Vorrei in questo articolo soffermarmi su due parole: avvento e evento. Non è la prima volta che spiego la differenza che c’è tra dire avvento e dire evento.
Anzitutto, il termine “evento”. Che cos’è? Evento è un fatto che si è già verificato. Ogni evento è chiuso in un determinato spazio e in un determinato tempo. Per indicare un evento diamo le coordinate spaziali (diciamo che quel fatto è avvenuto ad esempio in una determinata città) e diamo le coordinate temporali (indichiamo l’anno, il mese e il giorno, magari anche l’ora e il minuto). E di un evento indichiamo anche le circostanze, le cause e gli effetti. Lo possiamo fare perché l’evento si è già realizzato.
L’avvento si differenzia dall’evento per la particella iniziale. E-vento inizia con e- o ex, avvento inizia con av- o ad. “Ex” indica che qualcosa è scaturito da, invece “ad” è una preposizione sempre latina che significa movimento. In altre parole, mentre evento indica, come si è detto, qualcosa che si è già realizzato, avvento invece indica qualcosa che deve ancora realizzarsi.

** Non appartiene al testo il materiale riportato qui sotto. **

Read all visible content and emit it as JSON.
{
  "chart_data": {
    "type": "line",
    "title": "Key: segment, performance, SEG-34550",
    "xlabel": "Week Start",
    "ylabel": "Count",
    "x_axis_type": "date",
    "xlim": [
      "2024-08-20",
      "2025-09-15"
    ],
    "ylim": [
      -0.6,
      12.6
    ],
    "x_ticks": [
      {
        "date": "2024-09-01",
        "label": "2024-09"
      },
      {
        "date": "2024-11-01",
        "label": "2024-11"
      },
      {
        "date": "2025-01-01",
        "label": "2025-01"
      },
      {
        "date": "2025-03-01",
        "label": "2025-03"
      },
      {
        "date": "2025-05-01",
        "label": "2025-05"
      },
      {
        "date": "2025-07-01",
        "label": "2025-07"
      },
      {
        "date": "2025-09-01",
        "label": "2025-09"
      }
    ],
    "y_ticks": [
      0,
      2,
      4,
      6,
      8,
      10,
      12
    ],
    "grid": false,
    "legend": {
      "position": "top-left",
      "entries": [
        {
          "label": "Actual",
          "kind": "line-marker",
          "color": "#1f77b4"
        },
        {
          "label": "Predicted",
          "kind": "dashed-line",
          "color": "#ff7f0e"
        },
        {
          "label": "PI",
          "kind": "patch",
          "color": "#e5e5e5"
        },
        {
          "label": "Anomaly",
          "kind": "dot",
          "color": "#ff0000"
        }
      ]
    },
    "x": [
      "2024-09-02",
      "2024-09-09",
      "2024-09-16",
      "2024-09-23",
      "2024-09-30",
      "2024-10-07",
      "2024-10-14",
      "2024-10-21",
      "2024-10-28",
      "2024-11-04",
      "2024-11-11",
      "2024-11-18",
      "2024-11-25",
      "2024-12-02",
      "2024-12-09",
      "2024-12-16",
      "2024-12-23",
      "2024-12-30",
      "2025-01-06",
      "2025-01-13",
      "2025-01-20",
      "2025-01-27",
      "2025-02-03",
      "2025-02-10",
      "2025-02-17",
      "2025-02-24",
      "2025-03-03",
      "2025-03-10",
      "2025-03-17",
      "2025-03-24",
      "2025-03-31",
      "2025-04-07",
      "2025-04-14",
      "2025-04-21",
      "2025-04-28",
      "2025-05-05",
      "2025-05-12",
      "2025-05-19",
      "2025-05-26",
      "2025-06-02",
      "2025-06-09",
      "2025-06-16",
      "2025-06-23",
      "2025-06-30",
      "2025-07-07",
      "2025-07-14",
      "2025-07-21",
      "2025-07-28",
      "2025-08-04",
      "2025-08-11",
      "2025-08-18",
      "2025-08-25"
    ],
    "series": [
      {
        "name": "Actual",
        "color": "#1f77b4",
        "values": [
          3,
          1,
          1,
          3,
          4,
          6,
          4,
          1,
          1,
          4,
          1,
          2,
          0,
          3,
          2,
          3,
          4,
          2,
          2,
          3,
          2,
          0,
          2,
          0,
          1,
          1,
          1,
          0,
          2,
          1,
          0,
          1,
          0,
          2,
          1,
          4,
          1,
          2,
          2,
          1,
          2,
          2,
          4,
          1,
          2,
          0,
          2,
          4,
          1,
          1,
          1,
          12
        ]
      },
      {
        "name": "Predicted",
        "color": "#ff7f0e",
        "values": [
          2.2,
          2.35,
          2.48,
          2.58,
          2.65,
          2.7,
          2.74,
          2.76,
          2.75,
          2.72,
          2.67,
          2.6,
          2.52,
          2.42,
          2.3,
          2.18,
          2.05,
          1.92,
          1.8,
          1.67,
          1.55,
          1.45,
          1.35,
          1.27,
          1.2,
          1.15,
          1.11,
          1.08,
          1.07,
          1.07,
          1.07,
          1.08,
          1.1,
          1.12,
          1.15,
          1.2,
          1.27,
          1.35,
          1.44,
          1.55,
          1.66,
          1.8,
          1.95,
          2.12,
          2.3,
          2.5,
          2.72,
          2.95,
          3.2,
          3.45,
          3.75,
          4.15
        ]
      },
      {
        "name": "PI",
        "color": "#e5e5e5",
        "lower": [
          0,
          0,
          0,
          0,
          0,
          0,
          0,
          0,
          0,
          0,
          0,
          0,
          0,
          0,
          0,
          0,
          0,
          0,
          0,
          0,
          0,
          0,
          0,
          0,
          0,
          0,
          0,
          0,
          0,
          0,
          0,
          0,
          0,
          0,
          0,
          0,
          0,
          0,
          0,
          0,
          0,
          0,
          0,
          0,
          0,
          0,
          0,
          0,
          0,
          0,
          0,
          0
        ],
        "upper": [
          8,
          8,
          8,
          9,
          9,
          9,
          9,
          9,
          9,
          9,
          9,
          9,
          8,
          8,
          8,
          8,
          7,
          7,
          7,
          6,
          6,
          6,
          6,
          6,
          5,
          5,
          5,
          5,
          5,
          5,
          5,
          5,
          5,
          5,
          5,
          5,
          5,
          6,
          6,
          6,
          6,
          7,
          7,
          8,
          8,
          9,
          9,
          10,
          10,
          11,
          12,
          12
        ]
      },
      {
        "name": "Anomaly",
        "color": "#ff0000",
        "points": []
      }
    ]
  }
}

Perché vi ho spiegato ancora una volta il significato di queste parole? Per farvi capire che il periodo liturgico dell’Avvento non è e non deve essere qualcosa di statico, di ripetitivo, non comporta la ripetizione delle stesse cose, degli stessi gesti, degli stessi riti, come se si trattasse di commemorare un evento che è capitato in un determinato anno (più di duemila anni fa) e in un determinato territorio (in Palestina, in un piccolissimo paese, chiamato Betlemme).
Commemorare dunque la nascita di Cristo non può diventare solo un insieme di riti, pur suggestivi, ma coinvolge continuamente la storia: quella in generale e la nostra piccola storia in particolare.
Anche la nostra vita non è da intendere come un insieme di eventi, ma è un continuo avvento: in ogni evento o in ogni fatto c’è qualcosa di sorprendente, da cogliere per il nostro domani.
Il domani, dunque, non è il giorno dopo l’oggi, come se l’oggi si chiudesse a mezzanotte.
Nell’oggi c’è già il domani, se però vivo l’oggi come un avvento. Sì, l’Eterno è già presente come Kairòs, come Grazia. È però presente come Sorgente infinita di Grazie che emanano da un bene sovrabbondante.
Cristo parlava del suo Regno come di un “seme”, ma nel “seme” è già presente il Tutto, in cui tutto è immerso: un Tutto che richiede un continuo distacco perché il nostro grembo sia verginale per essere fecondato dal Seme divino per opera dello Spirito santo.